RECHTBANK ALKMAAR
Sector bestuursrecht
uitspraak van de meervoudige kamer van 27 december 2012 in de zaak tussen
[naam], te Hoorn, eiser,
(gemachtigde: mr. M. Attaibi),
de Raad van bestuur van het Uitvoeringsinstituut werknemersverzekeringen (districtskantoor Alkmaar), verweerder,
(gemachtigde: mr.
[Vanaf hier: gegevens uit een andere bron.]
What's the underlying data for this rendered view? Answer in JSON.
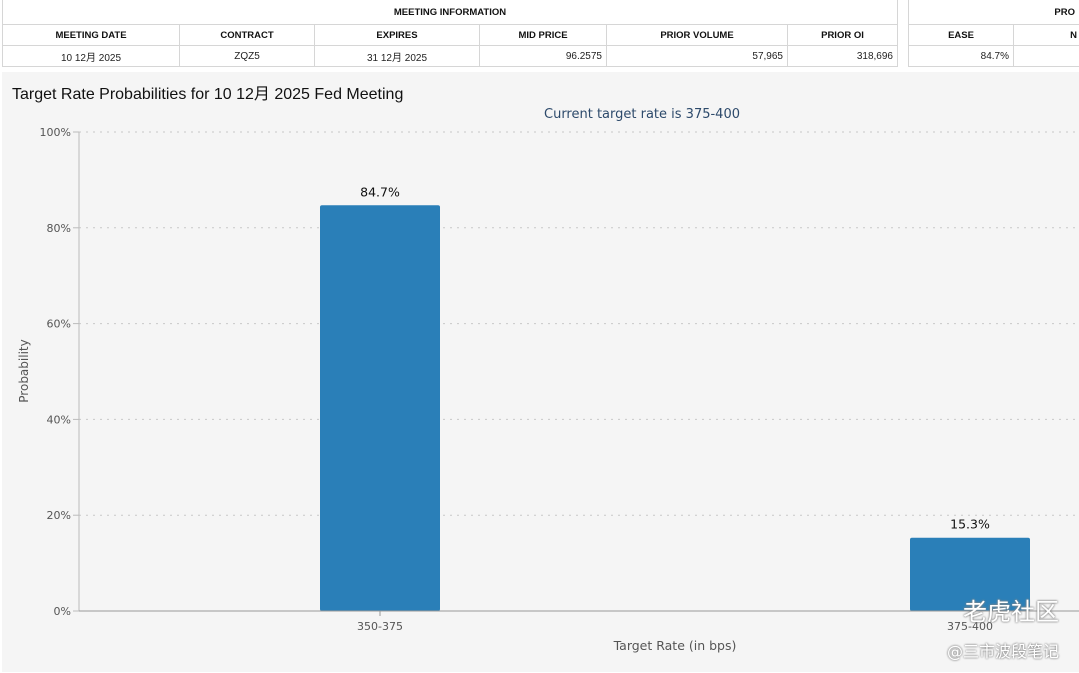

W.M.G. van Nieuwburg).
Bij besluit van 21 februari 2011 (het primaire besluit) heeft verweerder eiser meegedeeld dat hij in de periode van 1 januari 2005 tot 1 januari 2010 als zelfstandig horecaondernemer heeft gewerkt en dat zijn verdiensten uit deze werkzaamheden aanleiding zijn om zijn uitkering ingevolge de Wet op de arbeidsongeschiktheidsverzekering (WAO) over de periode 1 januari 2005 tot 1 januari 2009 op nihil te stellen. Voorts staat meegedeeld dat verweerder over de periode van 1 januari 2005 tot 1 januari 2009 een bedrag van € 43.321,41 bruto als onverschuldigd betaalde WAO-uitkering van hem terugvordert.
Bij besluit van 29 november 2011 (het bestreden besluit) heeft verweerder het bezwaar van eiser ongegrond verklaard.
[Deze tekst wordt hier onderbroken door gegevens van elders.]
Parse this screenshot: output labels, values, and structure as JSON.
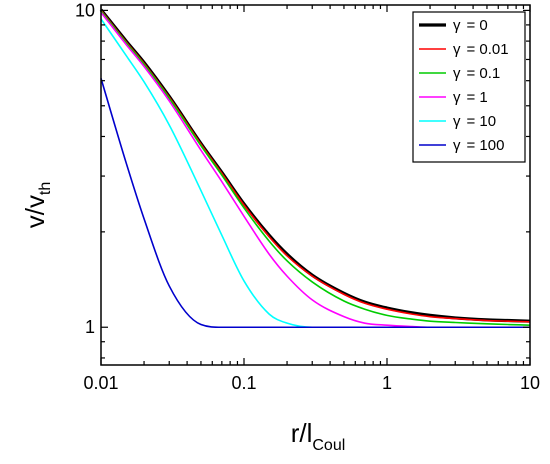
{
  "chart_data": {
    "type": "line",
    "title": "",
    "xlabel": {
      "main": "r/l",
      "sub": "Coul"
    },
    "ylabel": {
      "main": "v/v",
      "sub": "th"
    },
    "xscale": "log",
    "yscale": "log",
    "xlim": [
      0.01,
      10
    ],
    "ylim": [
      0.76,
      10.4
    ],
    "xticks": [
      {
        "value": 0.01,
        "label": "0.01"
      },
      {
        "value": 0.1,
        "label": "0.1"
      },
      {
        "value": 1,
        "label": "1"
      },
      {
        "value": 10,
        "label": "10"
      }
    ],
    "yticks": [
      {
        "value": 1,
        "label": "1"
      },
      {
        "value": 10,
        "label": "10"
      }
    ],
    "grid": false,
    "legend_position": "top-right",
    "x": [
      0.01,
      0.015,
      0.02,
      0.03,
      0.05,
      0.07,
      0.1,
      0.15,
      0.2,
      0.3,
      0.5,
      0.7,
      1,
      1.5,
      2,
      3,
      5,
      7,
      10
    ],
    "series": [
      {
        "name": "γ = 0",
        "legend_symbol": "γ",
        "legend_value": "= 0",
        "color": "#000000",
        "values": [
          10.05,
          8.0,
          6.85,
          5.35,
          3.8,
          3.08,
          2.45,
          1.95,
          1.7,
          1.46,
          1.28,
          1.2,
          1.15,
          1.11,
          1.09,
          1.07,
          1.055,
          1.05,
          1.045
        ]
      },
      {
        "name": "γ = 0.01",
        "legend_symbol": "γ",
        "legend_value": "= 0.01",
        "color": "#ff0000",
        "values": [
          10.0,
          7.95,
          6.8,
          5.32,
          3.78,
          3.06,
          2.43,
          1.93,
          1.68,
          1.45,
          1.27,
          1.19,
          1.14,
          1.1,
          1.08,
          1.065,
          1.05,
          1.045,
          1.04
        ]
      },
      {
        "name": "γ = 0.1",
        "legend_symbol": "γ",
        "legend_value": "= 0.1",
        "color": "#00cc00",
        "values": [
          9.95,
          7.9,
          6.75,
          5.28,
          3.74,
          3.02,
          2.38,
          1.87,
          1.62,
          1.39,
          1.21,
          1.14,
          1.09,
          1.06,
          1.045,
          1.035,
          1.025,
          1.02,
          1.015
        ]
      },
      {
        "name": "γ = 1",
        "legend_symbol": "γ",
        "legend_value": "= 1",
        "color": "#ff00ff",
        "values": [
          9.85,
          7.8,
          6.65,
          5.18,
          3.62,
          2.88,
          2.24,
          1.7,
          1.45,
          1.22,
          1.08,
          1.03,
          1.015,
          1.005,
          1.0,
          1.0,
          1.0,
          1.0,
          1.0
        ]
      },
      {
        "name": "γ = 10",
        "legend_symbol": "γ",
        "legend_value": "= 10",
        "color": "#00ffff",
        "values": [
          9.4,
          7.2,
          5.95,
          4.35,
          2.7,
          1.95,
          1.4,
          1.1,
          1.03,
          1.0,
          1.0,
          1.0,
          1.0,
          1.0,
          1.0,
          1.0,
          1.0,
          1.0,
          1.0
        ]
      },
      {
        "name": "γ = 100",
        "legend_symbol": "γ",
        "legend_value": "= 100",
        "color": "#0000cc",
        "values": [
          6.1,
          3.3,
          2.2,
          1.35,
          1.02,
          1.0,
          1.0,
          1.0,
          1.0,
          1.0,
          1.0,
          1.0,
          1.0,
          1.0,
          1.0,
          1.0,
          1.0,
          1.0,
          1.0
        ]
      }
    ]
  }
}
Eiser heeft tegen het bestreden besluit beroep ingesteld.
Verweerder heeft een verweerschrift ingediend.
Het onderzoek ter zitting heeft plaatsgevonden op 4 december 2012. Eiser en zijn gemachtigde zijn, zonder voorafgaand bericht, niet verschenen. Verweerder heeft zich laten vertegenwoordigen door zijn gemachtigde.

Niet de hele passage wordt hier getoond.